9. Known Exploited Vulnerabilities Catalog

   CISA adds Exchange CSS flaw (CVE-2026-42897) and Cisco Catalyst SD-WAN flaw (CVE-2026-20182) to KEV catalog, due 5/29 and 5/17 respectively.

   Make sure you're following Cisco SD-WAN hardening guidance. Do we really still need to host Exchange ourselves?

Sam Bowne

1. NYC Health + Hospitals says hackers stole medical data and fingerprints during breach affecting at least 1.8 million people

   The attackers got in due to a breach at a third-party vendor, which it did not name. the exposed data varies by individual and includes patients’ health insurance plan and policy information, medical information (e.g., diagnoses, medications, tests, and imagery), billing, claims, and payment information. Other government-issued identity documents, such as Social Security numbers, passports, and driver’s licenses, were also compromised.

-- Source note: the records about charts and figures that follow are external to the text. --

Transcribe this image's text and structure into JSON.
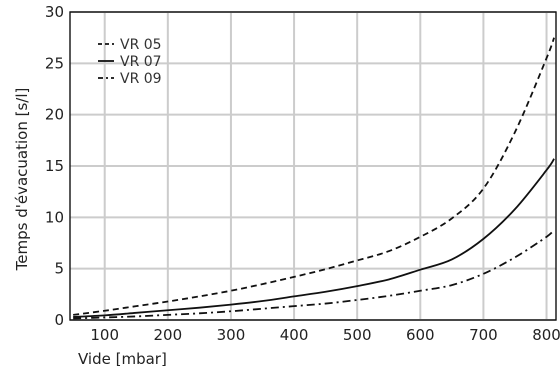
{
  "chart_data": {
    "type": "line",
    "title": "",
    "xlabel": "Vide [mbar]",
    "ylabel": "Temps d'évacuation [s/l]",
    "xlim": [
      45,
      815
    ],
    "ylim": [
      0,
      30
    ],
    "xticks": [
      100,
      200,
      300,
      400,
      500,
      600,
      700,
      800
    ],
    "yticks": [
      0,
      5,
      10,
      15,
      20,
      25,
      30
    ],
    "grid": true,
    "legend_position": "top-left",
    "series": [
      {
        "name": "VR 05",
        "dash": "dashed",
        "x": [
          50,
          100,
          150,
          200,
          250,
          300,
          350,
          400,
          450,
          500,
          550,
          600,
          650,
          700,
          750,
          800,
          812
        ],
        "y": [
          0.5,
          0.9,
          1.35,
          1.8,
          2.3,
          2.85,
          3.5,
          4.2,
          4.95,
          5.8,
          6.7,
          8.1,
          9.9,
          12.8,
          18.3,
          25.5,
          27.5
        ]
      },
      {
        "name": "VR 07",
        "dash": "solid",
        "x": [
          50,
          100,
          150,
          200,
          250,
          300,
          350,
          400,
          450,
          500,
          550,
          600,
          650,
          700,
          750,
          800,
          812
        ],
        "y": [
          0.3,
          0.45,
          0.7,
          0.95,
          1.2,
          1.5,
          1.85,
          2.3,
          2.75,
          3.3,
          3.95,
          4.9,
          5.9,
          7.9,
          10.8,
          14.6,
          15.7
        ]
      },
      {
        "name": "VR 09",
        "dash": "dashdot",
        "x": [
          50,
          100,
          150,
          200,
          250,
          300,
          350,
          400,
          450,
          500,
          550,
          600,
          650,
          700,
          750,
          800,
          812
        ],
        "y": [
          0.15,
          0.25,
          0.35,
          0.5,
          0.65,
          0.85,
          1.1,
          1.35,
          1.6,
          1.95,
          2.35,
          2.85,
          3.4,
          4.5,
          6.1,
          8.1,
          8.8
        ]
      }
    ]
  }
}
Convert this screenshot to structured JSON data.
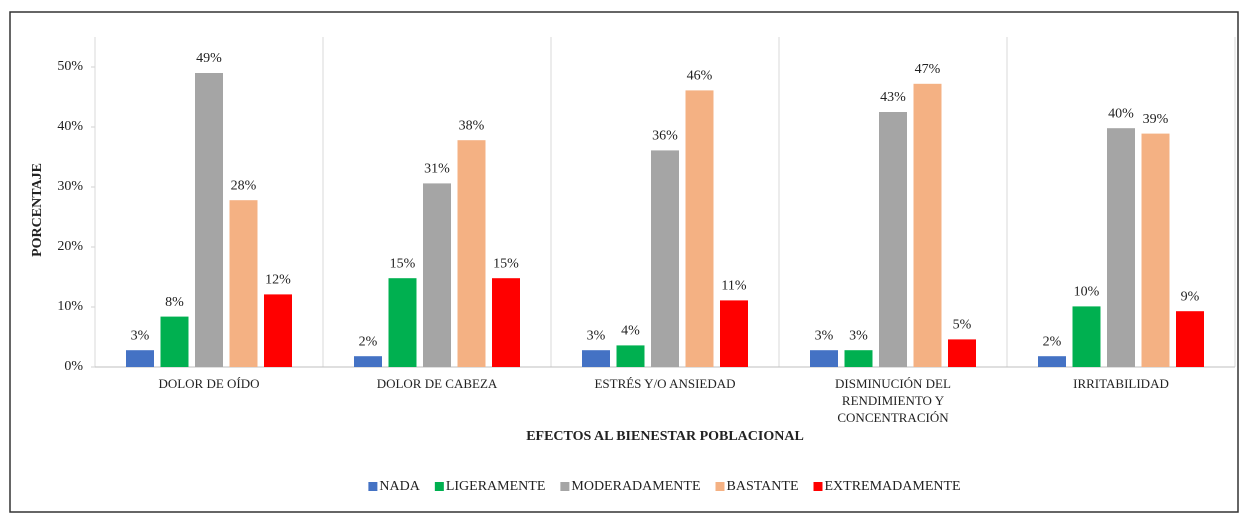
{
  "chart_data": {
    "type": "bar",
    "x_label": "EFECTOS AL BIENESTAR POBLACIONAL",
    "y_label": "PORCENTAJE",
    "categories": [
      "DOLOR DE OÍDO",
      "DOLOR DE CABEZA",
      "ESTRÉS Y/O ANSIEDAD",
      "DISMINUCIÓN DEL RENDIMIENTO Y CONCENTRACIÓN",
      "IRRITABILIDAD"
    ],
    "series": [
      {
        "name": "NADA",
        "color": "#4472c4",
        "values": [
          2.8,
          1.8,
          2.8,
          2.8,
          1.8
        ],
        "value_labels": [
          "3%",
          "2%",
          "3%",
          "3%",
          "2%"
        ]
      },
      {
        "name": "LIGERAMENTE",
        "color": "#00b050",
        "values": [
          8.4,
          14.8,
          3.6,
          2.8,
          10.1
        ],
        "value_labels": [
          "8%",
          "15%",
          "4%",
          "3%",
          "10%"
        ]
      },
      {
        "name": "MODERADAMENTE",
        "color": "#a5a5a5",
        "values": [
          49,
          30.6,
          36.1,
          42.5,
          39.8
        ],
        "value_labels": [
          "49%",
          "31%",
          "36%",
          "43%",
          "40%"
        ]
      },
      {
        "name": "BASTANTE",
        "color": "#f4b183",
        "values": [
          27.8,
          37.8,
          46.1,
          47.2,
          38.9
        ],
        "value_labels": [
          "28%",
          "38%",
          "46%",
          "47%",
          "39%"
        ]
      },
      {
        "name": "EXTREMADAMENTE",
        "color": "#ff0000",
        "values": [
          12.1,
          14.8,
          11.1,
          4.6,
          9.3
        ],
        "value_labels": [
          "12%",
          "15%",
          "11%",
          "5%",
          "9%"
        ]
      }
    ],
    "ylim": [
      0,
      55
    ],
    "yticks": [
      {
        "value": 0,
        "label": "0%"
      },
      {
        "value": 10,
        "label": "10%"
      },
      {
        "value": 20,
        "label": "20%"
      },
      {
        "value": 30,
        "label": "30%"
      },
      {
        "value": 40,
        "label": "40%"
      },
      {
        "value": 50,
        "label": "50%"
      }
    ],
    "legend": "bottom"
  }
}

   The breach notice also says “precise geolocation data” was taken in the breach, suggesting that the user-uploaded photos of their identity documents may have also contained the exact location of where the document was captured.

   The breach is particularly sensitive because hackers stole biometric information, including fingerprints and palm prints, which affected individuals have for life and cannot replace.

2. Sysadmin Creates ‘ModuleJail’ To Automatically Blacklist Unused Kernel Modules

   Many modern Linux privilege escalation bugs target obscure or rarely used kernel functionality that is still enabled by default on servers that do not actually need it.

3. Notable Researchers Join $4 Billion Effort to Build Self-Improving A.I.

   A.I. will soon be powerful enough to improve itself with little or no help from human developers.

4. Nearly 50,000 Lake Tahoe residents have to find a new power source after their energy source looks to redirect lines to data centers

   Short-term replacement power is likely available from elsewhere in the West—but they're not optimistic about what comes after.

5. Microsoft shares mitigation for YellowKey Windows zero-day

   To mitigate YellowKey attacks, Microsoft recommended removing the autofstx.exe entry from the Session Manager's BootExecute REGMULTISZ value, then reestablishing BitLocker trust for WinRE.